With its surrender, the nation saw its values overturned, as it now directed its energies to rebuilding the devastated economy. But the underlying focus on making a concerted national effort—this time to catch up to and overtake the West—remained intact, as did the effort by the education system to mold schoolchildren into the kind of human resources the nation needed.

Admittedly, this goal necessitated the efficient nurturing of masses of standardized workers, and for this a uniform education system under a strong, centralized control proved effective. The effort had the desired effect, and a work force with high academic standards catapulted the nation into an economic power.

But from around the beginning of the 1980s, when the groundwork for a modern school system was just about completed, cracks began to appear: bullying and absenteeism grew rampant. The system is blamed for turning out vacuous adults, who work hard to pass entrance exams but do amazingly little study once they enter college. Their test scores may be among the best in the country, but they do not know better than to join doomsday cults or commit gang rape.

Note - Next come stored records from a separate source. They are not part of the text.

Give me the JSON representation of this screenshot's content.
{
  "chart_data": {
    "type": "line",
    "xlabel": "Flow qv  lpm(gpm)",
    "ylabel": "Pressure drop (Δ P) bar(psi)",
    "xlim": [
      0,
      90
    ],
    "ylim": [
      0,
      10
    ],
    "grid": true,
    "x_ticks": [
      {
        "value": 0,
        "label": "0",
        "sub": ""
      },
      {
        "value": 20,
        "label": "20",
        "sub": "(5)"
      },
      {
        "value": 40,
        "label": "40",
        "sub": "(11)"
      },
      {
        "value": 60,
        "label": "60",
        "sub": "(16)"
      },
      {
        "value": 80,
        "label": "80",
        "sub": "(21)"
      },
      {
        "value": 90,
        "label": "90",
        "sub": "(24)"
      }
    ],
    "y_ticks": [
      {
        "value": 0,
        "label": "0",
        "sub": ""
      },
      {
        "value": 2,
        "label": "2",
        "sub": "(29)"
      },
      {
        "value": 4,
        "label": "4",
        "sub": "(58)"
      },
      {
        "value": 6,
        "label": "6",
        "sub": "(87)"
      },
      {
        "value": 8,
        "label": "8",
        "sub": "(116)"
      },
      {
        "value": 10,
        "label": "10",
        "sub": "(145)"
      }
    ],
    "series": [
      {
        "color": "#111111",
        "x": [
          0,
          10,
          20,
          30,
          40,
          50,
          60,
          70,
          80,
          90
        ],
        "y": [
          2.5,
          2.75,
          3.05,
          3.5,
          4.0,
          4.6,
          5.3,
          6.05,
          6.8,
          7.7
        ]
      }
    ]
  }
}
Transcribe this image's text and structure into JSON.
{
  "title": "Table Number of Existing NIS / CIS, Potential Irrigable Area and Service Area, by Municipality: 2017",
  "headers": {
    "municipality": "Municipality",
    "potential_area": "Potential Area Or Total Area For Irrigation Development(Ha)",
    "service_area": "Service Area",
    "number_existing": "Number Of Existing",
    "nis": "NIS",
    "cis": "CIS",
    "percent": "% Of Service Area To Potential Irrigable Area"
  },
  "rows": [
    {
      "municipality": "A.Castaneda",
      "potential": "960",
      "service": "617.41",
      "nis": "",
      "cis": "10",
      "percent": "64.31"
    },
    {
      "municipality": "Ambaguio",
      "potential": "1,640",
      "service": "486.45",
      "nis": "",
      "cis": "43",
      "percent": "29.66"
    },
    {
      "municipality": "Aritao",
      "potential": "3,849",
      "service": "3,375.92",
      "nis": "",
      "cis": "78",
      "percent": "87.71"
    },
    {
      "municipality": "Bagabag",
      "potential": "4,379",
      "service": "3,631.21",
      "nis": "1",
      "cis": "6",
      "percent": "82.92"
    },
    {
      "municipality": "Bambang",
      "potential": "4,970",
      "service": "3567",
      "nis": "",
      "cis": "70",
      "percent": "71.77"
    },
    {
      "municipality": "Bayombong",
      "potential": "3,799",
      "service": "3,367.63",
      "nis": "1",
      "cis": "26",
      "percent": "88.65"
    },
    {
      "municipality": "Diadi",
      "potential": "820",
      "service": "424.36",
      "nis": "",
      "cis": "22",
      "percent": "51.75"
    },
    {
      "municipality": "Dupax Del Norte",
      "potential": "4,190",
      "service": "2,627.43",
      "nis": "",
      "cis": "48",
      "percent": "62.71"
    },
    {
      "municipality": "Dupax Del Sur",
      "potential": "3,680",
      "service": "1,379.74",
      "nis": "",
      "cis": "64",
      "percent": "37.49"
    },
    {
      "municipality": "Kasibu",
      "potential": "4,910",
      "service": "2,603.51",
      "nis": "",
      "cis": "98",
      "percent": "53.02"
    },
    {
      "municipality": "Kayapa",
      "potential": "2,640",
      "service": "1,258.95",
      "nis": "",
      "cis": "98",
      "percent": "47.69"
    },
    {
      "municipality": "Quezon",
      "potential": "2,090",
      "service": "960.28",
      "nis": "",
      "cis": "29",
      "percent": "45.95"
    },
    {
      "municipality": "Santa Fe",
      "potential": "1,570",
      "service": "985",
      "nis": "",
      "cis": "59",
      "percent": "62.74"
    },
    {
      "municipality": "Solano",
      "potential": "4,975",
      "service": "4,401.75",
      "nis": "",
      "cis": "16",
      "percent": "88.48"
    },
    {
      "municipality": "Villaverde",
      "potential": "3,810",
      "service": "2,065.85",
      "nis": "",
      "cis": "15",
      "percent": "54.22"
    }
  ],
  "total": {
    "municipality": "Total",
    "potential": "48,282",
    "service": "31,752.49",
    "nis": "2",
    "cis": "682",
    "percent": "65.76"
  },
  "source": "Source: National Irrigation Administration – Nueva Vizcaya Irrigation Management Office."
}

Efforts to correct such shortcomings have not been lacking. One example of pioneering work was that of the Provisional Council on Education Reform, which issued its final report in 1986. It recommended that the school system and educational policies place greater emphasis on diversity over standardization, flexibility over rigidity, and freedom and autonomy over control. While the Ministry of Education fiercely resisted the deliberations, reform efforts since then have more or less proceeded along the path set down by the council.

Meeting the challenges of a globalized, information-based society of the 21st century will require humans who are capable of more than just memorizing and following manuals to the letter. We must become a nation with an appetite to learn, think and act on our own. Narrow-minded societies that disallow deviation are ultimately the most fragile. This is one of the biggest lessons learned from our experience in World War II. We seek the construction of a society that is pliant and generous, and for this we need an education system that promotes such values as diversity, flexibility, decentralization and freedom.

The danger of these values, however, is that they can encourage self-centered, morally corrupt behavior. It is important, therefore, to teach our youth that respect for individuality implies respect for others and that freedom is accompanied by responsibility. This is a task not just for our schools but for society as a whole.

Surveys show that the greater the exposure to nature and real-life experiences, the stronger a child's sense of ethical standards. In addition to the school and home-community environment, children should be encouraged to take part in other organized activities, such as participation in sports or voluntary activities.